Он еще раз перечитал записку и нахмурился.

– Ты нахмурился! – это прозвучало как обвинение.

– Я знаю, – свою невольную слабость он компенсировал ровным, даже скучным голосом. Еще буквально вчера, сидя в своем офисе, он прочел статью о «напряженной ситуации на востоке», которая грозила взрывом. Вечером того же дня Берта принесла записку, которая дублирует смысл статьи. А сегодня он прочел об этом еще и в газете. В бумажной газете. Сегодня суббота. Денег хватит на несколько дней, но ведь предполагалось, что они пойдут на другое. Сейчас гудение стихнет.

Доставать деньги буквально из воздуха Сенк очень хорошо умел, но это было хлопотно и порой опасно. В данном случае необходимость в непредвиденных расходах тянула за собой необходимость в непредвиденных доходах. И на этот раз коммерческие махинации его не спасут: во‑первых, потому что суббота как базарный день уже почти закончилась, а во‑вторых, потому что таких сумм с кондачка не достанешь даже на Черном Рынке.

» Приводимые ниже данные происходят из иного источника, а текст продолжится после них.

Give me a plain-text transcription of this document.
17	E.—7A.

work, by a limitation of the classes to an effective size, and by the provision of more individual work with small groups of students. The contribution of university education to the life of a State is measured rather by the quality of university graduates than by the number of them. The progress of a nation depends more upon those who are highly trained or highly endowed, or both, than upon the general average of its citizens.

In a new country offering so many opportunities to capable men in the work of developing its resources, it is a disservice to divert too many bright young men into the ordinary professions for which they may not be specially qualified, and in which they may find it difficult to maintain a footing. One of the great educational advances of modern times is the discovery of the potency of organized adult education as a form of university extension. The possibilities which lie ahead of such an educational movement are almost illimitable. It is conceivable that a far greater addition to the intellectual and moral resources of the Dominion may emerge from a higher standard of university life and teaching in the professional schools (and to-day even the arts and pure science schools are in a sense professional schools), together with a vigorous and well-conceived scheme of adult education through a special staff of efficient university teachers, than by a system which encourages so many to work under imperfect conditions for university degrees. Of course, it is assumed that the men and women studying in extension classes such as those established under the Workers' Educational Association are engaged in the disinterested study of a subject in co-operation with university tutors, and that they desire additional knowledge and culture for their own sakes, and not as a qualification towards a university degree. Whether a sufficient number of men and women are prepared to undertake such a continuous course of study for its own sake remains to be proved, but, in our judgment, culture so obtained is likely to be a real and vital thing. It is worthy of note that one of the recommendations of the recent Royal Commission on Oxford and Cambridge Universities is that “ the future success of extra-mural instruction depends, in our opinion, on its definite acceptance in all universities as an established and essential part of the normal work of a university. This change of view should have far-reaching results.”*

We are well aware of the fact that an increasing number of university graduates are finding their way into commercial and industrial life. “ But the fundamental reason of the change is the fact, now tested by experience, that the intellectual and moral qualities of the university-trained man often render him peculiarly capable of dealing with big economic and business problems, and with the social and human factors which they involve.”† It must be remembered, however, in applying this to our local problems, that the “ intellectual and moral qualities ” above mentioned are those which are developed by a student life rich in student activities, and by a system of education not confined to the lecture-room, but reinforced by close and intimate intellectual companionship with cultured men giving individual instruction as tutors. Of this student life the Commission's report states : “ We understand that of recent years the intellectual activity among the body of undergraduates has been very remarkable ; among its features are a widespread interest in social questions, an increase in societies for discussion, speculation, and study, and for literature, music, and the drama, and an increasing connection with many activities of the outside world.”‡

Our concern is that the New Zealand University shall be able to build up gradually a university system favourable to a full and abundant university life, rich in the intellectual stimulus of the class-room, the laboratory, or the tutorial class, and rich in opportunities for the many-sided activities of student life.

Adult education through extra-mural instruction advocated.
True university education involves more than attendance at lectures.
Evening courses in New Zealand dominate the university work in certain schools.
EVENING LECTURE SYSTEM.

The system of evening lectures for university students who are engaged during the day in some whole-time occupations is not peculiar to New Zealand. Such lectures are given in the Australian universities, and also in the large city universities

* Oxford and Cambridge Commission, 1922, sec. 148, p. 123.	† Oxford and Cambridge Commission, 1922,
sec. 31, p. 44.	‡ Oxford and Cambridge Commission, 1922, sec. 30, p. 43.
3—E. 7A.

В последний раз крупные деньги в один присест были нужны на похороны родителей. Сенк чуть умом не тронулся, когда за два дня ему пришлось где‑то раздобыть двадцать шесть тысяч франков. Ему было двадцать с лишним лет. Он работал перегонщиком автомобилей из‑за границы. Его шеф подыскивал среди обитателей города Ж богатых бунтарей, которые хотят ездить на редких иномарках, сдирал с них втридорога и с помощью таких, как Сенк, доставлял товар из любой точки континента. Отправляясь за автомобилем, Сенк всегда обходился только своим рюкзаком. Носки, трусы, квак и дорожная шоколадка. Он возвращался буквально через несколько дней. Мама ворчала, что это небезопасно и рано или поздно он попадется.

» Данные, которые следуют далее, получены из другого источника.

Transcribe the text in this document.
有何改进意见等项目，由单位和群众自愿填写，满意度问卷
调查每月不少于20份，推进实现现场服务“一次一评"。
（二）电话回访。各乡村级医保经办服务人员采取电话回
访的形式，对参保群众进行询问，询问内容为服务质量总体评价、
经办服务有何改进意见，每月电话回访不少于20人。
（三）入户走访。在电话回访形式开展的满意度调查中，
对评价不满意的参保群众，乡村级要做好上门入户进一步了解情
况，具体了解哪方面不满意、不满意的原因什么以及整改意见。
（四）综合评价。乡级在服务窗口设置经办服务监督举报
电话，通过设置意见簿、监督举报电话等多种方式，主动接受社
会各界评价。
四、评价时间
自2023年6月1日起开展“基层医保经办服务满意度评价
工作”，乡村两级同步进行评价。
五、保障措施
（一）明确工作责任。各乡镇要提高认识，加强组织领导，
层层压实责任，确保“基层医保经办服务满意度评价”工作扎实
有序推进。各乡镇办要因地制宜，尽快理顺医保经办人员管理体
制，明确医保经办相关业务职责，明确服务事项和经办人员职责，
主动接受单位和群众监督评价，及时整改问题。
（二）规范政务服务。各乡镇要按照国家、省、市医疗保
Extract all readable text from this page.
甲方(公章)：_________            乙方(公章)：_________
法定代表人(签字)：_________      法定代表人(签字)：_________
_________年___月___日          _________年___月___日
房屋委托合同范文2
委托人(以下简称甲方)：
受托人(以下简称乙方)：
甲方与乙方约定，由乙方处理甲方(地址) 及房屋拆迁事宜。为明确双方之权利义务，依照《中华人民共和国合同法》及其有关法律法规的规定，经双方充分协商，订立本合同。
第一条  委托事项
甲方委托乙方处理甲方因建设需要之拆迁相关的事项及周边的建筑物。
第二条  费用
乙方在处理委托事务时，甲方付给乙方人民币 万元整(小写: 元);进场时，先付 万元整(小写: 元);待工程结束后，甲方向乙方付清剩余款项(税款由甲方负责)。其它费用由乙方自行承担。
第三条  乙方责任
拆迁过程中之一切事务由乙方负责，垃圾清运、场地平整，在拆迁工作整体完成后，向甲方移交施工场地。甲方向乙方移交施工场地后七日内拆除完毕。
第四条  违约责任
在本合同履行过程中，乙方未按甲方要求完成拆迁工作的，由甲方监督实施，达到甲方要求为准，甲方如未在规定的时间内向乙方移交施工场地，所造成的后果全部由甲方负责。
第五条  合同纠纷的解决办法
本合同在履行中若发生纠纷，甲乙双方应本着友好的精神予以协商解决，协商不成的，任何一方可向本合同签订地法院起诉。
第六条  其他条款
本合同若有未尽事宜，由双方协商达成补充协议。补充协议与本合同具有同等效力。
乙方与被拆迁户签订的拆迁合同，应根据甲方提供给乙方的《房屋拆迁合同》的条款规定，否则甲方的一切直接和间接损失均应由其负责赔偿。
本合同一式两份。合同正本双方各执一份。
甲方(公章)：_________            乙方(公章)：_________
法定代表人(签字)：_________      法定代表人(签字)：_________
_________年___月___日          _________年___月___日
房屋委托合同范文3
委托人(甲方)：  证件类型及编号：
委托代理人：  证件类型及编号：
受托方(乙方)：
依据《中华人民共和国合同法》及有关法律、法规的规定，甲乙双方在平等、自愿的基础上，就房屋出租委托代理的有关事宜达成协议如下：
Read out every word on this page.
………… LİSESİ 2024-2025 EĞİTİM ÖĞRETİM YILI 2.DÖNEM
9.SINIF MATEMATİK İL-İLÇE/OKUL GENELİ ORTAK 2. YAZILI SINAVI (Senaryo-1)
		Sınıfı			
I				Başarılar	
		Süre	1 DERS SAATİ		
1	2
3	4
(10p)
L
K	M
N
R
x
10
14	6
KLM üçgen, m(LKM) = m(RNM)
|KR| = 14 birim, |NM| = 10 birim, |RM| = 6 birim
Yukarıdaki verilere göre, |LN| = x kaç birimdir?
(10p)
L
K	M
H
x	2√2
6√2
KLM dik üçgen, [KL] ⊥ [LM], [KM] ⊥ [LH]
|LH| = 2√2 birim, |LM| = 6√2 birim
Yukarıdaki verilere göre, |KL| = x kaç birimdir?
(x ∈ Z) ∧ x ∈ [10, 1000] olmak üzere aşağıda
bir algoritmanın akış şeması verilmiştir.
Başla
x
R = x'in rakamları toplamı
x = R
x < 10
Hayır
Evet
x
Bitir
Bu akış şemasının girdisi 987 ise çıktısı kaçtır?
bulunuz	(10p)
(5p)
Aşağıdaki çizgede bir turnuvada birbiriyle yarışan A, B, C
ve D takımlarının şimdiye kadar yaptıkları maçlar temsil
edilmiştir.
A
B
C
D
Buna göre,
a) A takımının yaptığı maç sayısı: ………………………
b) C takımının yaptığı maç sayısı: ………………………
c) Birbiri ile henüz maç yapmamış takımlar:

В один прекрасный день случилась катастрофа. Шеф опять нашел орду богатых клиентов, поручил Сенку собрать с них плату и отправляться за машиной. В Швецию. Тот послушно пригласил клиентов в бар, мило побеседовал с ними, забрал деньги, передал шефу и поехал забирать авто. Все было, как всегда. Но, как только Сенк добрался до пункта назначения, оказалось, что никакой машины там нет. Его там не ждут. А шеф загадочным образом пропал – естественно, вместе с деньгами.

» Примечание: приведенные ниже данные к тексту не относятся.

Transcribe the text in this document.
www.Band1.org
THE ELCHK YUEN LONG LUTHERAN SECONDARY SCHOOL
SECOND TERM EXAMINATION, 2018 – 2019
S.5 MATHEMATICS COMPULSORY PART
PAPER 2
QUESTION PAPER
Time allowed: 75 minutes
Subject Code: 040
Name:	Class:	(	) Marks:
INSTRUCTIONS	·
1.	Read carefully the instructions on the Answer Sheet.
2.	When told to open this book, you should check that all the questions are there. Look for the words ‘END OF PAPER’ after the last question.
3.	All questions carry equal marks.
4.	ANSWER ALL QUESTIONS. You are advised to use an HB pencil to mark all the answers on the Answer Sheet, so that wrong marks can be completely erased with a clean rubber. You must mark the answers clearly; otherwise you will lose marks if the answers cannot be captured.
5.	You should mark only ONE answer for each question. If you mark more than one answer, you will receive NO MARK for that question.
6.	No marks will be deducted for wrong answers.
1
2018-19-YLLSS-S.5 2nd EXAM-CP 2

Сенк представил, как является на встречу с «богатыми‑капризными» покупателями и говорит, что вот, мол, ни денег, ни машины вы не получите. «Шеф и все – пропало». Представил, как они побледнеют. Возмутятся. Начнут угрожать. Потом сделают вид, что прощают и молча выйдут из бара. А вечером, когда он будет возвращаться домой, его подстерегут в каком‑нибудь переулке двое сильных и злых мужчин – и все. Конец Сэмюэлу Реймеру.


Но этого не произошло. Клиенты действительно возмутились и стали угрожать, но Сенк честно пообещал, что отдаст им долги из своего кармана. Они, разумеется, не поверили – потому что такую сумму гражданин города Ж и за две жизни не заработает – но поутихли. Смирились с поражением и послали Сенка на все четыре стороны. (Согласитесь, это лучше, чем смерть в подворотне от рук неизвестных.) Но он честно следующие несколько лет работал по шестнадцать часов в день только для того, чтобы отдать долги.

В тот же день в автокатастрофе погибли родители Сенка. Дома его ждала пятимесячная Матильда и письмо из больницы, в которой констатировали смерть. В конце письма печатными буквами на него смотрела сумма, в которую выльются эти две смерти. Сенк выругался, попросил соседку посидеть с Матильдой и пошел искать работу, а лучше – две. Государство уже спешило выставить счет. Две тысячи – отвезти тела в морг, тысяча – раздеть, тысяча – омыть, тысяча – обработать, две тысячи – отвезти на кладбище, по две тысячи социальным работникам на чай (при средней зарплате сто франков на человека), пять тысяч – место на кладбище, полторы – на венок… «Мы слишком бедны, чтобы умирать», – подумал Сенк.

Он продал родительскую квартиру, поселившись с сестрой в хостеле, и несколько лет работал, чтобы раздать все долги. Аккаунт под чужим именем на апворке, липовое резюме, наивные клиенты. За это время он успел обрасти в сети репутацией программиста, который умеет все что угодно – на деньги нынешних заказчиков, чтобы расплатиться с предыдущими.


С тех пор прошло восемь лет. Еще ни разу ему не приходилось повторять тот опыт. Даже сейчас положение дел было не таким критичным. Ему опять нужны деньги. Много и сразу. И добыть их надо сверхоперативно. Если верить, что написанное на этом листочке, – правда.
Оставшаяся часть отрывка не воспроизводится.